SEGUNDO ENCUENTRO DEL MOVIMIENTO PEDAGÓGICO LATINOAMERICANO

19/09/2013

En el día del natalicio de Paulo Freire (19 de septiembre) se inició la primera Jornada del Segundo Encuentro del Movimiento Pedagógico Latinoamericano en Recife (Brasil) con la participación de delegaciones de los países latinoamericanos. Integran la delegación Argentina de CTERA, una representación de compañeros/as de SUTEBA: Silvia Almazan (Sec. Educ. y Cultura), Rosana Merlos (Sec. DDHH), Néstor Carasa (Ed. Especial), Marta Suárez (Delegada paritaria) y Sandra Ramal (Ed. Superior).

En la apertura hubo palabras de bienvenida de representantes de la Confederación Nacional de Trabajadores de la Educación de Brasil (CNTE), Central Única de Trabajadores de Brasil (CUT) y de la Internacional de la Educación (IE ), así como también una conferencia del Dr. Emir Sader (Profesor de la Universidad de Sao Paulo y de la Universidad de Río de Janeiro).

La intervención central estuvo a cargo de Hugo Yasky, Presidente de la Internacional de la Educación para América Latina (IEAL), organización que nuclea confederaciones latinoamericanas de docentes, organizadora de este segundo encuentro del Movimiento Pedagógico Latinoamericano.

Durante su disertación Yasky planteó: "El Encuentro es un punto alto de la expresión del movimiento de educadores latinoamericanos, porque expresa las luchas de resistencia al neoliberalismo en todo el continente y de defensa de la escuela pública. Sin esas luchas, hubieran destruido la educación pública".

"Es necesaria la integración regional, debemos considerarla una bandera de lucha, no hay salidas individuales sino con unidad para la liberación social de nuestros pueblos", afirmó Yasky.

Por otro lado, el Presidente de la IEAL reflexionó: "El Movimiento Pedagógico expresa desde su constitución la lucha del sindicato por la práctica pedagógica y la construcción de políticas educativas, no queremos una escuela que discipline socialmente y que promueva el individualismo, tampoco queremos una escuela que convalide la desigualdad social. Queremos una escuela que forme a ciudadanos críticos, una escuela que piense, que repase las cuentas de la historia y los nombres de los que hoy están en las estatuas; que sea capaz de exponer las mentiras de los velos que ocultan la realidad a los pueblos de América Latina.
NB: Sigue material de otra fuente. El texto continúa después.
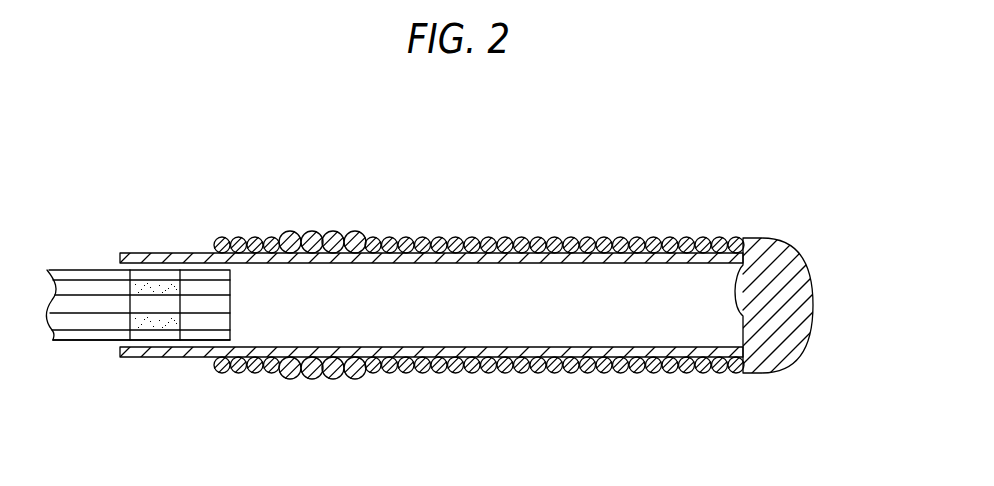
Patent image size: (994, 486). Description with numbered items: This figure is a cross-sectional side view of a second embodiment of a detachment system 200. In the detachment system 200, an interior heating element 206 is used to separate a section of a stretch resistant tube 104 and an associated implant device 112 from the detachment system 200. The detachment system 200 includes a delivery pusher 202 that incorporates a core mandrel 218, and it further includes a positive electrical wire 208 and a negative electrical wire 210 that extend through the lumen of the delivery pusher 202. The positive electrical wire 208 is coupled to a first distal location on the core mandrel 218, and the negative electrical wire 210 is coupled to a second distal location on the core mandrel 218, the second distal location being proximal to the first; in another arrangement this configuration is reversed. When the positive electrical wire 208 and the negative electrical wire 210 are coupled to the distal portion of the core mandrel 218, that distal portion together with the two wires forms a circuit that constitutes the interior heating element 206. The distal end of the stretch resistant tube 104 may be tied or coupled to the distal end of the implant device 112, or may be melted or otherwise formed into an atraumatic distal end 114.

The detachment system 200 is at (290, 150).
The delivery pusher 202 is at (82, 272).
The stretch resistant tube 104 is at (160, 253).
The implant device 112 is at (555, 235).
The atraumatic distal end 114 is at (802, 265).
The core mandrel 218 is at (85, 293).
The positive electrical wire 208 is at (117, 280).
The negative electrical wire 210 is at (113, 328).
The interior heating element 206 is at (198, 335).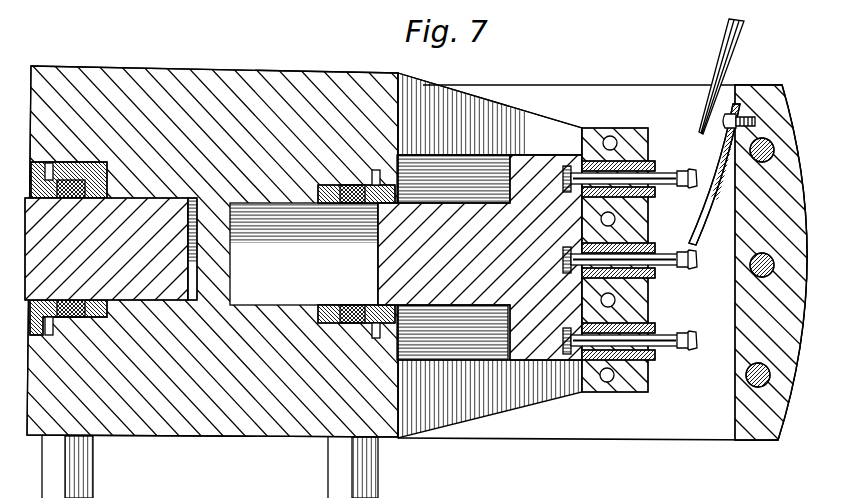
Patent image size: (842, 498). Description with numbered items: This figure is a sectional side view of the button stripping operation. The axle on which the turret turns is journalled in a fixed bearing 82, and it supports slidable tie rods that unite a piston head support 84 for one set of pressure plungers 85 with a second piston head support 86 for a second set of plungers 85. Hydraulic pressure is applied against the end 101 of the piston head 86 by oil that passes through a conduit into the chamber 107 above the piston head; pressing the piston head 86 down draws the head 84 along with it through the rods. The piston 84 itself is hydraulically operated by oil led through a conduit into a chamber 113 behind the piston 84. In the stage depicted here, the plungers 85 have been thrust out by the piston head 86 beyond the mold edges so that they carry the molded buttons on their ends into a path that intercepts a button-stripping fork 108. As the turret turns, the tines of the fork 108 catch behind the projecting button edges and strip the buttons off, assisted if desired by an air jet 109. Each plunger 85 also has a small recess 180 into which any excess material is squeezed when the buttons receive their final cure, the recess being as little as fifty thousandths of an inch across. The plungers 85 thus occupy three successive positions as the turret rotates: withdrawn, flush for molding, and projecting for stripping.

The chamber 107 is at (303, 281).
The piston head support 84 is at (180, 288).
The chamber 113 is at (190, 258).
The end of the piston head 101 is at (385, 288).
The fixed bearing 82 is at (695, 425).
The piston head support 86 is at (542, 350).
The recess 180 is at (662, 350).
The pressure plunger 85 is at (662, 338).
The air jet 109 is at (715, 37).
The button-stripping fork 108 is at (702, 216).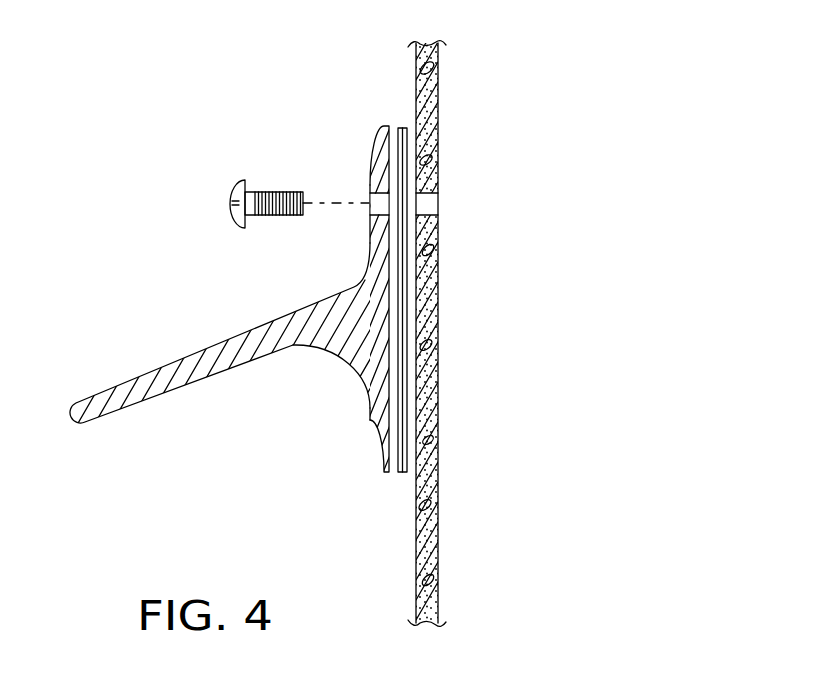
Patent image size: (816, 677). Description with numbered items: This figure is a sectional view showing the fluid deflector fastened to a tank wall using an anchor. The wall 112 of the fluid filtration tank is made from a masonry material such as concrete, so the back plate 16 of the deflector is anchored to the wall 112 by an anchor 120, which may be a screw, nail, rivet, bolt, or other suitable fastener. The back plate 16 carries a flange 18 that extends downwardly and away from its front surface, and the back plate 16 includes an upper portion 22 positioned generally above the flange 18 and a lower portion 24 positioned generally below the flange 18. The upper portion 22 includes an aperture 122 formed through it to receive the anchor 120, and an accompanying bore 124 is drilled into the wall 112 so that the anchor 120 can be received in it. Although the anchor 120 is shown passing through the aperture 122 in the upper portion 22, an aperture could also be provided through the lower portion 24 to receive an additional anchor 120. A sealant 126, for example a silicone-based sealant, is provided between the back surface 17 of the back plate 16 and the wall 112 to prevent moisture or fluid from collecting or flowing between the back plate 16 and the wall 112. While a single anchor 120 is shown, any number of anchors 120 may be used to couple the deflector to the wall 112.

The wall 112 is at (430, 90).
The bore 124 is at (423, 197).
The sealant 126 is at (402, 127).
The back surface 17 is at (390, 303).
The upper portion 22 is at (371, 160).
The aperture 122 is at (371, 205).
The lower portion 24 is at (378, 443).
The flange 18 is at (129, 372).
The back plate 16 is at (362, 406).
The anchor 120 is at (265, 182).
Queremos una escuela que forme seres libres, seres dignos y conscientes de sus derechos".

Asimismo, Yasky sostuvo: "Tenemos que ser parte de una disputa por la defensa de la educación pública que implica más democracia, e ir por la defensa de la recuperación de derechos, por salvaguardar los intereses de los más débiles, de los más excluidos. La lucha por la escuela pública está enraizada en las causas de las minorías, de los que son distintos, de los pueblos originarios y en la reivindicación de las mujeres como parte de la construcción de una sociedad igualitaria. Esa lucha es la que interpreta este Movimiento Pedagógico Latinoamericano".

Finalmente, Yasky concluyó: "Desde el Movimiento Pedagógico Latinoamericano queremos una escuela que promueva la conciencia política para la transformación social. Reafirmamos el compromiso de retomar las banderas de justicia, de democratización, así como saldar la deuda histórica. El objetivo y compromiso es uno solo: una América Latina, que es una tierra rica pero absolutamente desigual, que empiece a ser la tierra que soñaron los que pelearon hace 200 años y la soñaron distinta".
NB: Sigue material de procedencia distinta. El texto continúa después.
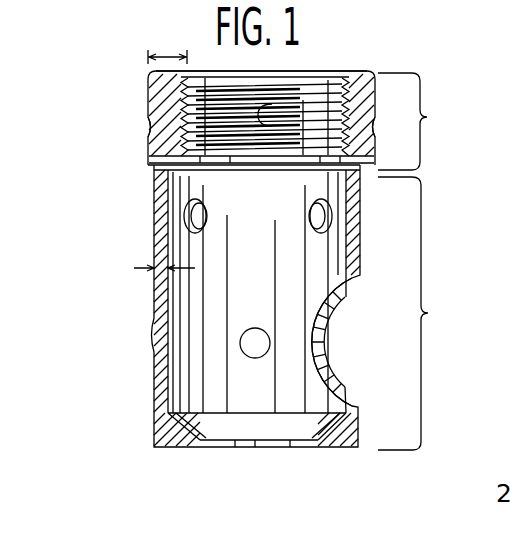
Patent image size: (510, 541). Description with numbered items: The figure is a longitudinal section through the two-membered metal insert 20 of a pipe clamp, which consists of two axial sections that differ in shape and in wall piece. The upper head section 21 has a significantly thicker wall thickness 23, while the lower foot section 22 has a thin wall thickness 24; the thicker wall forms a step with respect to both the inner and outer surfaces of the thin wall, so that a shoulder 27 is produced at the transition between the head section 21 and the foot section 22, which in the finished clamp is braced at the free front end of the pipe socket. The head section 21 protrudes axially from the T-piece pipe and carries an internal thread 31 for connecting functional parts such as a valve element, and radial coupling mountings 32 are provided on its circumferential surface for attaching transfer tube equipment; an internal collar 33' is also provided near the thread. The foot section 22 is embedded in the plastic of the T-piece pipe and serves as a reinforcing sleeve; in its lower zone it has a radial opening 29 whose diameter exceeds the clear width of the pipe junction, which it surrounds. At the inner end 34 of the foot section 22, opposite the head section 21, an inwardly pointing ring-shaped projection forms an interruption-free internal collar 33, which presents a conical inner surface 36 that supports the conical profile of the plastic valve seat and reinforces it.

The metal insert 20 is at (394, 61).
The head section 21 is at (304, 120).
The foot section 22 is at (303, 307).
The wall thickness of head section 23 is at (170, 57).
The wall thickness of foot section 24 is at (156, 264).
The shoulder 27 is at (155, 167).
The radial opening 29 is at (322, 328).
The internal thread 31 is at (160, 89).
The radial coupling mountings 32 is at (160, 131).
The internal collar 33 is at (273, 460).
The internal collar 33' is at (219, 154).
The inner end of foot section 34 is at (343, 450).
The conical inner surface 36 is at (227, 447).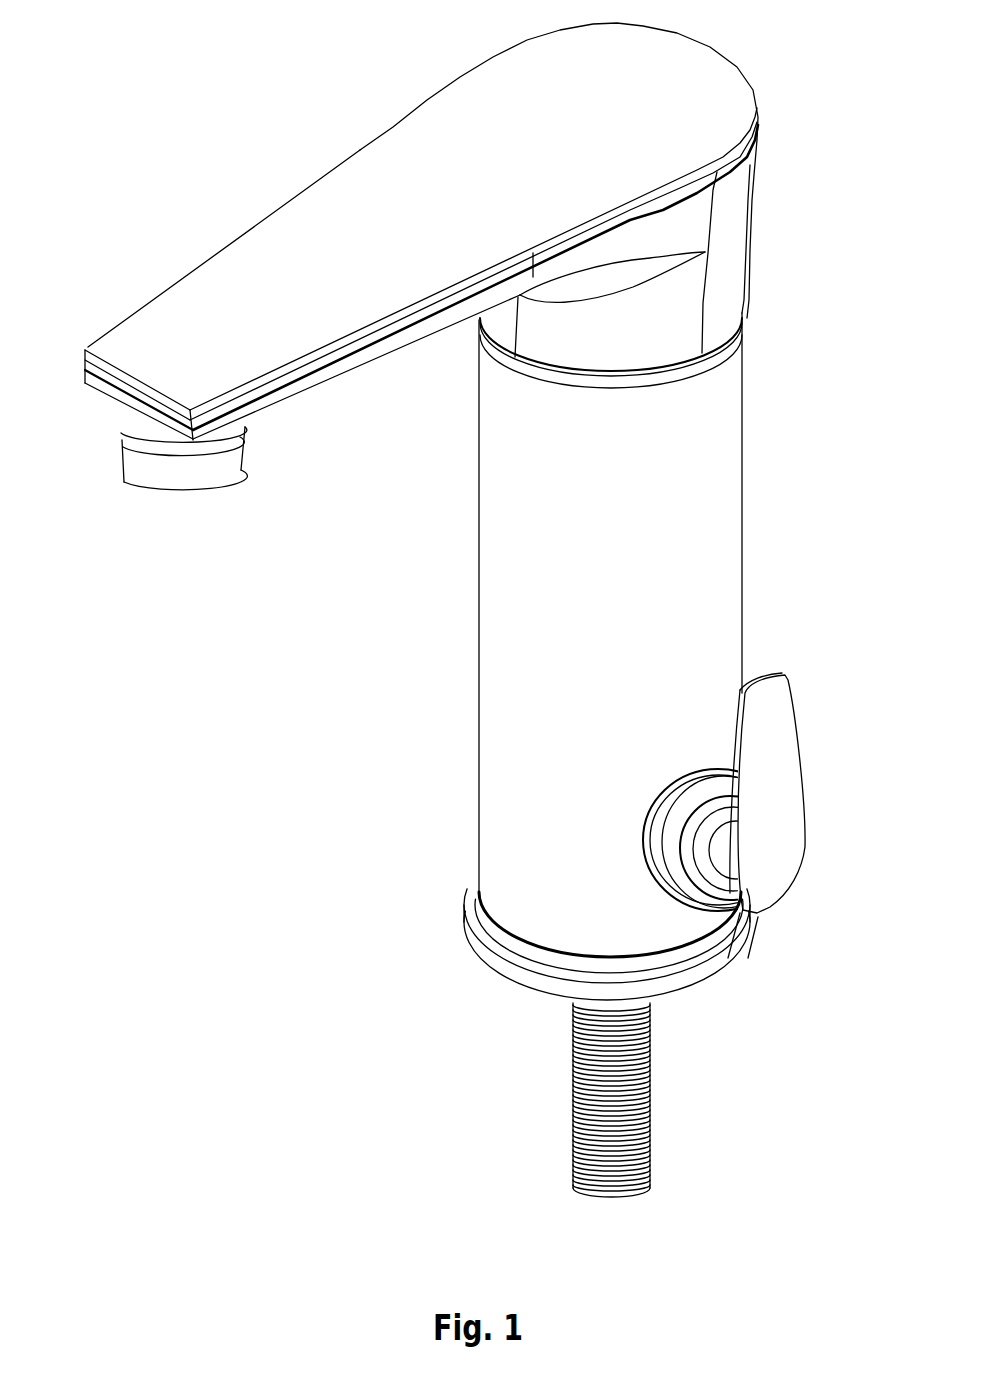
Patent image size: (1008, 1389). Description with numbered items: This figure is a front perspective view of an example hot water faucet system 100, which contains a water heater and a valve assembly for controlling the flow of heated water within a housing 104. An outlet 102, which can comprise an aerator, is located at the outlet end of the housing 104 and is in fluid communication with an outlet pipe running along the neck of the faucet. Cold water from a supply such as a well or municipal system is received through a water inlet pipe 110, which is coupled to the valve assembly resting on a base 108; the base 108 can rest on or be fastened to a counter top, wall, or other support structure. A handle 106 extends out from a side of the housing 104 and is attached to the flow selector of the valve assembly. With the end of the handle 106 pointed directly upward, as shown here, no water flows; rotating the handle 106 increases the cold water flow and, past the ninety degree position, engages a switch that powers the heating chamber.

The hot water faucet system 100 is at (135, 45).
The outlet 102 is at (123, 443).
The housing 104 is at (742, 343).
The handle 106 is at (800, 747).
The base 108 is at (757, 918).
The water inlet pipe 110 is at (653, 1093).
El  1er Encuentro "Hacia un Movimiento Pedagógico Latinoamericano" fue organizado por el Comité Regional de la Internacional de la Educación para América Latina en la ciudad de Bogotá, Colombia en diciembre del 2011 y ha sido concebido como un proceso que busca poner el derecho a la educación en el centro del debate social y fortalecer la participación de las y los trabajadores de la educación en la formulación de la política educativa.

Este proceso del Movimiento Pedagógico Latinoamericano, que promueve por su parte el Comité Regional de la Internacional de la Educación para América Latina, se plantea incorporar esencialmente la opinión de ese actor educativo excluido, el educador y la educadora, para la formulación de una propuesta de política educativa alternativa a la implementada en tiempos neoliberales.

De igual manera, se busca la participación activa de las comunidades educativas, estudiantes y todas aquellas organizaciones y actores sociales que se interesen por la defensa de la educación pública, frente al lucro y el comercio educativo.